Это верно: сколько уже было покушений на Наполеона III, и всегда их устраивали итальянцы. Мадзинисты и бакунисты считали, что империя Франции воздвигалась, как редут, мешая освобождению Италии. Тремя бомбами они хотели открыть революцию в Париже, чтобы оттуда экспортировать ее в Рим… На боках кареты император насчитал 86 отметин от осколков.

– Вернемся в Тюильри? – спросил он жену.

Уланы выстрелами добивали искалеченных лошадей. На сиреневом атласе платья императрицы ярко горела кровь.

– Но ведь мы, кажется, хотели слушать Ристори…

Ристори была сегодня в ударе, и после «Марии Тюдор» исполнила акт «Немой из Портиччи». Она еще вела любовную арию, когда в руках полиции оказались все участники покушения. А среди них и славный революционер Феличио Орсини («Мой патриотизм, – писал он накануне графу Кавуру, – должен состоять не из слов, а из дела…»).

В тюрьме его посетил начальник полиции Пьетри:

– Вы совершили большую ошибку: Франция – единственная страна, готовая выступить на защиту Италии. Что, если бы ваше покушение увенчалось успехом? Италия навсегда бы осталась австрийской провинцией. Я прямо из Тюильри, и сейчас там шел пикантный разговор о вас… Наполеон и его нежная супруга просили меня о вашем помиловании.

– И как вы решили? – спросил Орсини.

– Я решил отрубить вам голову…

Орсини написал Наполеону III очень откровенное письмо, в котором заклинал его спасти Италию от австрийского рабства. Это письмо император вручил адвокату Жюлю Фавру, а тот зачитал его в открытом судебном заседании Парижа, потом это письмо опубликовали в газетах… Карбонарии шли на казнь с пением «Гимна жирондистов». В последний миг жизни, уже брошенный под нож гильотины, Орсини успел воскликнуть:

– Да здравствует Франция! Да здравствует Ита…
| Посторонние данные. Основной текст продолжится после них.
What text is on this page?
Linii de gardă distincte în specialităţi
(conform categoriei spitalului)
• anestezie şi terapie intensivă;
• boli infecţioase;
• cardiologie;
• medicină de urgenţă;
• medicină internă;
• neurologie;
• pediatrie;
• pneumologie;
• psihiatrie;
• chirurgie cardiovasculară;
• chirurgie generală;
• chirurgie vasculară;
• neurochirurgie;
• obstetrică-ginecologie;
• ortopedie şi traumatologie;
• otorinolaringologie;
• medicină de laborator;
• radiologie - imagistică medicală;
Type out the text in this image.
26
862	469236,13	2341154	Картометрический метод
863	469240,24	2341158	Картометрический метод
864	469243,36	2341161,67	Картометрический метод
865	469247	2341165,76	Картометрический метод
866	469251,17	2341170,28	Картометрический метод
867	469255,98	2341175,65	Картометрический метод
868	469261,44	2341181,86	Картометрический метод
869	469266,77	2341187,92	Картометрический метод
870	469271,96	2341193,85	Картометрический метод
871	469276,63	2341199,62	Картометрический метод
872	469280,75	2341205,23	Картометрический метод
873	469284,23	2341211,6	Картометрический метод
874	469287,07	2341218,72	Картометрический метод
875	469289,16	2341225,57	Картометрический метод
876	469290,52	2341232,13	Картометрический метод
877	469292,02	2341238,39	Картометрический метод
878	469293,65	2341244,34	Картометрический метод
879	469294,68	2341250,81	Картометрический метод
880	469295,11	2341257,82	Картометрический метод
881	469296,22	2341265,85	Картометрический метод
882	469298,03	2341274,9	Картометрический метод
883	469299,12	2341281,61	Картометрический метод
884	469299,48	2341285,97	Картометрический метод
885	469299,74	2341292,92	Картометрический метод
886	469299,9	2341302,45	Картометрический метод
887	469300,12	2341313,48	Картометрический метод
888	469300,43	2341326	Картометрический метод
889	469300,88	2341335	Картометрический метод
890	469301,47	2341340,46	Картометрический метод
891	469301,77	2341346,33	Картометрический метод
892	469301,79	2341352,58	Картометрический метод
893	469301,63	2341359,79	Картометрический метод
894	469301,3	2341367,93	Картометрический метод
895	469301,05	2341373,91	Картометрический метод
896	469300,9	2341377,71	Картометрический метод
Евгения Монтихо собрала игрушки своего сына «принца Лулу» и переслала их в подарок детям обезглавленного Орсини. Наполеон III мыслил гораздо шире – одними игрушками от итальянцев не отделаешься. Киселеву он показывал свою треуголку, протыкая палец в одну из дырок на ее полях:

– Видите? Удивительно, как уцелела моя бедная голова. Я-то уж знаю, что с итальянцами шутки плохи.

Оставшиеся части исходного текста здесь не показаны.